Web extra: Critical infrastructure cybersecurity standards coming
- By Michael Arnone
- May 08, 2006
New federal and industry standards for critical infrastructure cybersecurity are here or due soon, experts say.
The National Institute of Standards and Technology has an ongoing multidisciplinary effort to provide guidance on the application of Federal Information Security Management Act (FISMA) requirements to industrial control systems, said Keith Stouffer, a mechanical engineer at the Intelligence Systems Division of NIST’s Mechanical Engineering Laboratory. He is also chairman of the Process Control Security Requirements Forum, which has 400 member organizations from 32 countries.
FISMA governs federal information technology security. Industrial control systems are the nervous system for all critical infrastructure and oversee the operation of everything from nuclear power plants to traffic lights.
NIST is developing standards for industrial control systems security for federal and private-sector facilities, Stouffer said. The agency plans to issue an appendix to Special Publication (SP) 800-53, which governs FISMA, by this summer, he said.
The first public draft of a new document, SP 800-82, “Guide to Supervisory Control and Data Acquisition and Industrial Control System Security,” is expected in June, he said.
The power industry has already taken steps toward standardization. The North American Electric Reliability Council, an industry organization, approved eight new cybersecurity standards May 2.
The council will file the standards with the Federal Energy Regulatory Commission in hopes that they will become industrywide standards, council officials said.

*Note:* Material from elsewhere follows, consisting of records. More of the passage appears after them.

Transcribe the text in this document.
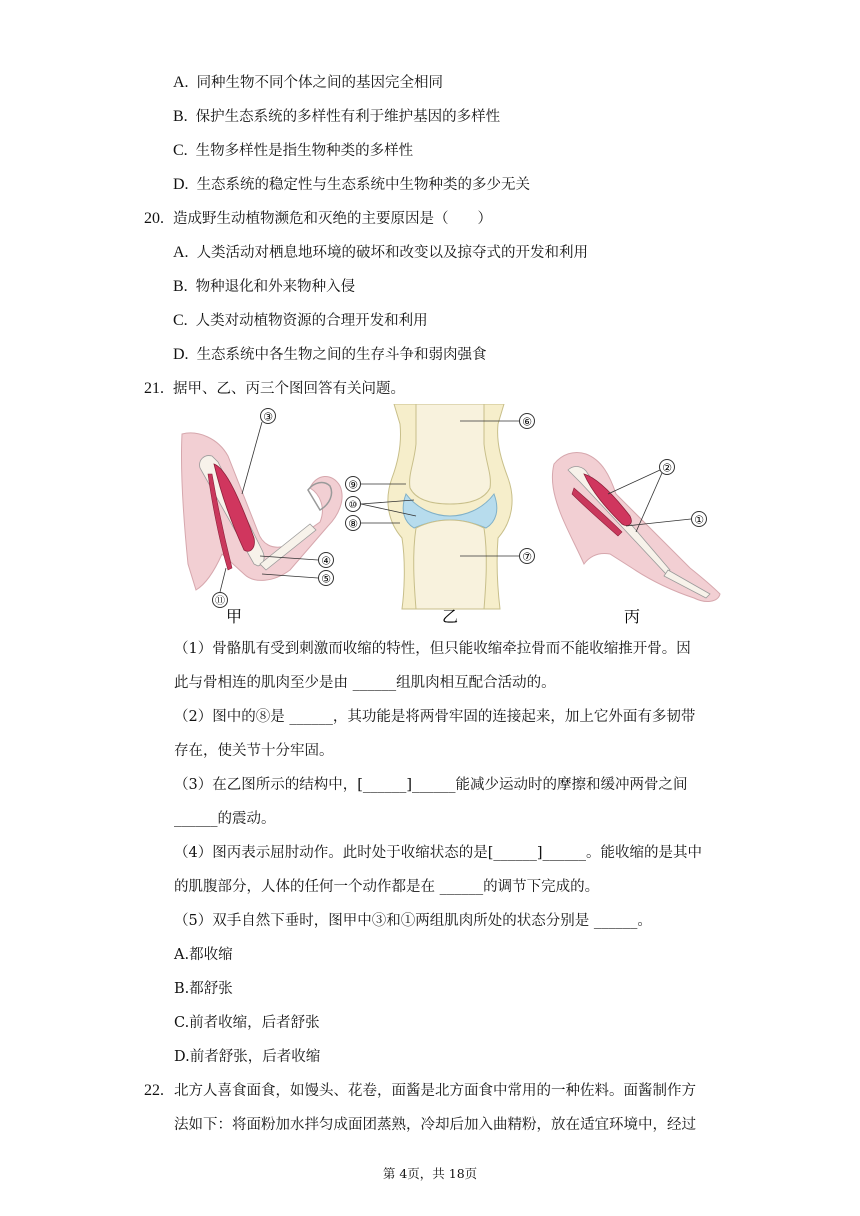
A. 同种生物不同个体之间的基因完全相同
B. 保护生态系统的多样性有利于维护基因的多样性
C. 生物多样性是指生物种类的多样性
D. 生态系统的稳定性与生态系统中生物种类的多少无关
20. 造成野生动植物濒危和灭绝的主要原因是（　　）
A. 人类活动对栖息地环境的破坏和改变以及掠夺式的开发和利用
B. 物种退化和外来物种入侵
C. 人类对动植物资源的合理开发和利用
D. 生态系统中各生物之间的生存斗争和弱肉强食
21. 据甲、乙、丙三个图回答有关问题。
③
④
⑤
⑪
甲
⑥
⑨
⑩
⑧
⑦
乙
②
①
丙
（1）骨骼肌有受到刺激而收缩的特性，但只能收缩牵拉骨而不能收缩推开骨。因
此与骨相连的肌肉至少是由 ______组肌肉相互配合活动的。
（2）图中的⑧是 ______，其功能是将两骨牢固的连接起来，加上它外面有多韧带
存在，使关节十分牢固。
（3）在乙图所示的结构中，[______]______能减少运动时的摩擦和缓冲两骨之间
______的震动。
（4）图丙表示屈肘动作。此时处于收缩状态的是[______]______。能收缩的是其中
的肌腹部分，人体的任何一个动作都是在 ______的调节下完成的。
（5）双手自然下垂时，图甲中③和①两组肌肉所处的状态分别是 ______。
A.都收缩
B.都舒张
C.前者收缩，后者舒张
D.前者舒张，后者收缩
22. 北方人喜食面食，如馒头、花卷，面酱是北方面食中常用的一种佐料。面酱制作方
法如下：将面粉加水拌匀成面团蒸熟，冷却后加入曲精粉，放在适宜环境中，经过
第 4页，共 18页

Council standards mitigate the majority of risk of cyberattacks for the facilities that follow them, said Chrisan Herrod, executive consultant for compliance solutions at Scalable Software.

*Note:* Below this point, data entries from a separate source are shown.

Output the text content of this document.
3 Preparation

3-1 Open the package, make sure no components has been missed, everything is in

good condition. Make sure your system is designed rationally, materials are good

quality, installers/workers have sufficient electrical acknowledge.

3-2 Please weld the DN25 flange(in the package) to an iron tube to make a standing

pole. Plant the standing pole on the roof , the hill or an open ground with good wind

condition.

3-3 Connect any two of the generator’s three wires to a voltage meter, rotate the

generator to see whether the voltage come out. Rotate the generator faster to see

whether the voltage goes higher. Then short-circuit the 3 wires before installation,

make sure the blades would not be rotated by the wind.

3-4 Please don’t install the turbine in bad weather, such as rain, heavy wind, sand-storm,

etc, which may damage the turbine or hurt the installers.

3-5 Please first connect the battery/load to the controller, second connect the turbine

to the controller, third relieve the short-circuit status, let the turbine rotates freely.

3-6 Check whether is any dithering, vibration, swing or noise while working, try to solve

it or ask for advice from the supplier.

The lack of standards is a main reason why critical infrastructure owners and operators have not implemented cybersecurity measures at their facilities, Stouffer said. Government and industry should share information about security best practices, he added.
The government should provide regulations and incentives for IT security companies to offer better products for control system security, said Jason Larson, senior cybersecurity researcher at the Idaho National Laboratory, which leads federal research into critical infrastructure cybersecurity. Infrastructure owners and product vendors should take security seriously and incorporate dependable security products and procedures, he said.
But most small operators don’t have the money, workforce or expertise to implement IT security for their control systems, said John Sebes, chief technology officer and general manager of the public sector at Solidcore, which develops software that monitors changes to servers and prevents unauthorized code from running on them. They will only get serious about control system security when the federal government and big operators do, he said.